Mechanical and microstructural characterization of high aspect ratio through-wafer electroplated copper interconnects

• Published in: Journal of micromechanics and microengineering Vol. 17; no. 9; pp. 1749 - 1757
• Main Authors: Dixit, Pradeep, Xu, Luhua, Miao, Jianmin, Pang, John H L, Preisser, Robert
• Format: Journal Article
• Language: English
• Published: Bristol IOP Publishing 01.09.2007; Institute of Physics
• Subjects: Applied sciences; Electronics; Exact sciences and technology; Instruments, apparatus, components and techniques common to several branches of physics and astronomy; Mechanical engineering.
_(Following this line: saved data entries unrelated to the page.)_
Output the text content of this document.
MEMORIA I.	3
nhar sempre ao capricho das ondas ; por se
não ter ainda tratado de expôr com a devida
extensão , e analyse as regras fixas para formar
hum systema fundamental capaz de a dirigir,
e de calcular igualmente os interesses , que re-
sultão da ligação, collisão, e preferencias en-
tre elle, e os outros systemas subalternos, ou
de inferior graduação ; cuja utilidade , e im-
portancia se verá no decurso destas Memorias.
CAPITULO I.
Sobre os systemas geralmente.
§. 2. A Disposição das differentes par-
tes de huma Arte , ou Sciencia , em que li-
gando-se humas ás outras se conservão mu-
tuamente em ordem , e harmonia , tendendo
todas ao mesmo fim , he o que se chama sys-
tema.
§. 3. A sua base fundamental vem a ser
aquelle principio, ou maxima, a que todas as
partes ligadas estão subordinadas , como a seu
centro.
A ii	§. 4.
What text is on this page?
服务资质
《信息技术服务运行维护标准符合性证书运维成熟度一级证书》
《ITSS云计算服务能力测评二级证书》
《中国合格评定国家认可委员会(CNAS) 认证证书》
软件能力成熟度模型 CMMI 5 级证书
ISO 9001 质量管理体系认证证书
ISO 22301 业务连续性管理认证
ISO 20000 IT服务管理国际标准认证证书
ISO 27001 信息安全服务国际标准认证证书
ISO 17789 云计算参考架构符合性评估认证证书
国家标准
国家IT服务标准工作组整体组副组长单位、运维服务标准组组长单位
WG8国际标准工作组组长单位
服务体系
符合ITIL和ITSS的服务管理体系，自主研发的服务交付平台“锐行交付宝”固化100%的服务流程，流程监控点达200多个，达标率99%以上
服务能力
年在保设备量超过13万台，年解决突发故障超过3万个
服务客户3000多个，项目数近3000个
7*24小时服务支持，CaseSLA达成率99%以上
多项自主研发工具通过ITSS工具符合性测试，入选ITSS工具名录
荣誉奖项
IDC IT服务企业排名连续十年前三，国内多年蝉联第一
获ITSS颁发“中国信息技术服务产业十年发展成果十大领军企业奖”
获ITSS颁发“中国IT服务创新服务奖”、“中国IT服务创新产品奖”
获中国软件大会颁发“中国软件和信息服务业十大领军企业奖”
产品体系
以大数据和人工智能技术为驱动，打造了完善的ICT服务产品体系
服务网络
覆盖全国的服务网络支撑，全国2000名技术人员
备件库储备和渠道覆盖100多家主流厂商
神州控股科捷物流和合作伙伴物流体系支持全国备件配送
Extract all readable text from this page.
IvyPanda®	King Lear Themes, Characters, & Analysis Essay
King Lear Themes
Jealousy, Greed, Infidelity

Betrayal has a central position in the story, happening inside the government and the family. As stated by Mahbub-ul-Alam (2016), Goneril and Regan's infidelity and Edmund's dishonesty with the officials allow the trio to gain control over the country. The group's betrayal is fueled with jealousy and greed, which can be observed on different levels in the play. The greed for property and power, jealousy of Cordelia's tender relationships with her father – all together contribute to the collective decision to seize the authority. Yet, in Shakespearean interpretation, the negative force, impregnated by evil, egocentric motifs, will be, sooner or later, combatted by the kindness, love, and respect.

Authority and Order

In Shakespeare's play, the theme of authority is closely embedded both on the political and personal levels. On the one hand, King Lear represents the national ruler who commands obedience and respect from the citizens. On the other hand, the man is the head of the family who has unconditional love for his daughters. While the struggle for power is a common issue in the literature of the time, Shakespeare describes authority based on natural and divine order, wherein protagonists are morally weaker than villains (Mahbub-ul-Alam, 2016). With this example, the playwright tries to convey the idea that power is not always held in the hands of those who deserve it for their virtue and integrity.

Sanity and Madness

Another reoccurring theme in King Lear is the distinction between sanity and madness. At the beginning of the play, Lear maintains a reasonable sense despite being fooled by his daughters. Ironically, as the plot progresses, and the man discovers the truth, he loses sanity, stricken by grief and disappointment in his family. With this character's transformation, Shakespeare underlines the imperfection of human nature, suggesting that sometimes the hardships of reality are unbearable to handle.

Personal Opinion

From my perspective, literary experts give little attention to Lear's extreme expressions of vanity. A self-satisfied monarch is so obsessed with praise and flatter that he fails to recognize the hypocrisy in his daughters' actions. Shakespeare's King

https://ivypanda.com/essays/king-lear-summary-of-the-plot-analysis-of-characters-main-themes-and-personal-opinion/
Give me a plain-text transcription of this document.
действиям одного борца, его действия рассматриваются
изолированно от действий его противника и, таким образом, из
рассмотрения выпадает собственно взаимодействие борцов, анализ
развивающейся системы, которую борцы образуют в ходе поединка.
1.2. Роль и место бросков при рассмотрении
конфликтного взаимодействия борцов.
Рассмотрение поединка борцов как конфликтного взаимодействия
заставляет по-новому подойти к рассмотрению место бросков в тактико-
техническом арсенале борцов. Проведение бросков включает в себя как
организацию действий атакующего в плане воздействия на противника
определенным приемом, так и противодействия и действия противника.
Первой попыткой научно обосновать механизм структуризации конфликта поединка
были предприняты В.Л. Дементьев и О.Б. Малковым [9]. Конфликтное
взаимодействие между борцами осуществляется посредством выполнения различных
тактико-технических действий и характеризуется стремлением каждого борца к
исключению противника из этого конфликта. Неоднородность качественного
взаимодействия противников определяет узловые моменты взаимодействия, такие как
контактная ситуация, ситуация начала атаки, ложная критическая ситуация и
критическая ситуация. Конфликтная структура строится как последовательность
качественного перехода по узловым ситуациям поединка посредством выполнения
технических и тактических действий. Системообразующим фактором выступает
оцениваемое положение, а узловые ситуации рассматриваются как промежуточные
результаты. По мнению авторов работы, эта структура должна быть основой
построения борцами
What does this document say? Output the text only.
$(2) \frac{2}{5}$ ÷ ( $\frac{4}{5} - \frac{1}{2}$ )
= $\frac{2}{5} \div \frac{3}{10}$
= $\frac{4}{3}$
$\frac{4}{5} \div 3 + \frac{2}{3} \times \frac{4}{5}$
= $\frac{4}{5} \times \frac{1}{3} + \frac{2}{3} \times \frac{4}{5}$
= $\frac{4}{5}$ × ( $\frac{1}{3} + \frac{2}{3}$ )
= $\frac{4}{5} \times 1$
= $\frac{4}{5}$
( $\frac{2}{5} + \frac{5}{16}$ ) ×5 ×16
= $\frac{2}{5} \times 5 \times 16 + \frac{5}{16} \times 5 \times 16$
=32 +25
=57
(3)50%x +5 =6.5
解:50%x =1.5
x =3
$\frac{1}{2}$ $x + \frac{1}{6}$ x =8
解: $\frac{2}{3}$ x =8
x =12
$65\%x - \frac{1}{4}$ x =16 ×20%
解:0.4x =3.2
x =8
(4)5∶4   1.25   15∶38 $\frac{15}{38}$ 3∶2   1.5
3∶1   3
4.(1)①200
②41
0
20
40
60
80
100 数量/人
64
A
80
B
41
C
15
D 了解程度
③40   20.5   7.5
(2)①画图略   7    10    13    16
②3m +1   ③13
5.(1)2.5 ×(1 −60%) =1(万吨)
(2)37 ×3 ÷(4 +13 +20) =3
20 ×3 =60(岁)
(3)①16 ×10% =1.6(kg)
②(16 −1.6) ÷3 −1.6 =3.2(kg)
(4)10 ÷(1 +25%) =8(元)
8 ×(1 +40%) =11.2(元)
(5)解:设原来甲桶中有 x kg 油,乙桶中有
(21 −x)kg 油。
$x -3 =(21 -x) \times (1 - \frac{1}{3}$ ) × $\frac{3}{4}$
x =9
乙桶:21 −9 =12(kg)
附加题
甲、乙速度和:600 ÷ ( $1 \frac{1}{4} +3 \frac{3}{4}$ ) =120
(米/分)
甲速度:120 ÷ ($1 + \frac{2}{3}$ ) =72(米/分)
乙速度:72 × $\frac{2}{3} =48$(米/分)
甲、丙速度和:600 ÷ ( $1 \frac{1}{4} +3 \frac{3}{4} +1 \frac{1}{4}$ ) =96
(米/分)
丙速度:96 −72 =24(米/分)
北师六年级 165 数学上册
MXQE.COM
Machine design; Mechanical instruments, equipment and techniques; Microelectronic fabrication (materials and surfaces technology); Micromechanical devices and systems; Physics; Precision engineering, watch making; Semiconductor electronics. Microelectronics. Optoelectronics. Solid state devices; Atomic force microscopy; Great depth; Nanoindentation; Mechanical properties; Thermomechanical properties; Nanostructure; Metal; Hardness; X ray diffraction; Indentation; Microhardness; Reactive ion etching; Size effect; Electrodeposition; Silicon; Copper; Microelectromechanical device; High aspect ratio microstructure HARM
• ISSN: 0960-1317; 1361-6439
• DOI: 10.1088/0960-1317/17/9/001

In this paper we present the mechanical and microstructural characterization results of through-wafer electroplated copper interconnects. Copper was deposited in very high aspect ratio (~15), narrow (15 mum) through-vias in silicon, which were earlier created by deep reactive ion etching. The two critical mechanical properties, i.e. hardness and modulus of elasticity, and the microstructure of the electroplated copper interconnect were determined by nanoindentation, atomic force microscope and x-ray diffraction techniques. A location-dependent hardness characteristic was shown along the length of electroplated copper interconnects. The modulus and the hardness of copper interconnects at the bottom segment (124 GPa and 1.8 GPa) were found to be higher than those at the top segment (116 GPa and 1.1 GPa). The reason behind these variable hardness values in the copper interconnect was due to the different grain sizes and the microstructure in the electroplated copper. These varying grain sizes were caused by the incremental current densities used during electrodeposition. The thermal strain, generated due to the coefficient of thermal expansion mismatch, was measured by the digital image speckle correlation technique. From the results, the thermal strain in the Y-direction was found to be more dominant than that in the X-direction. The grain sizes and the preferred texture orientation in the electroplated copper were characterized by the x-ray diffraction technique.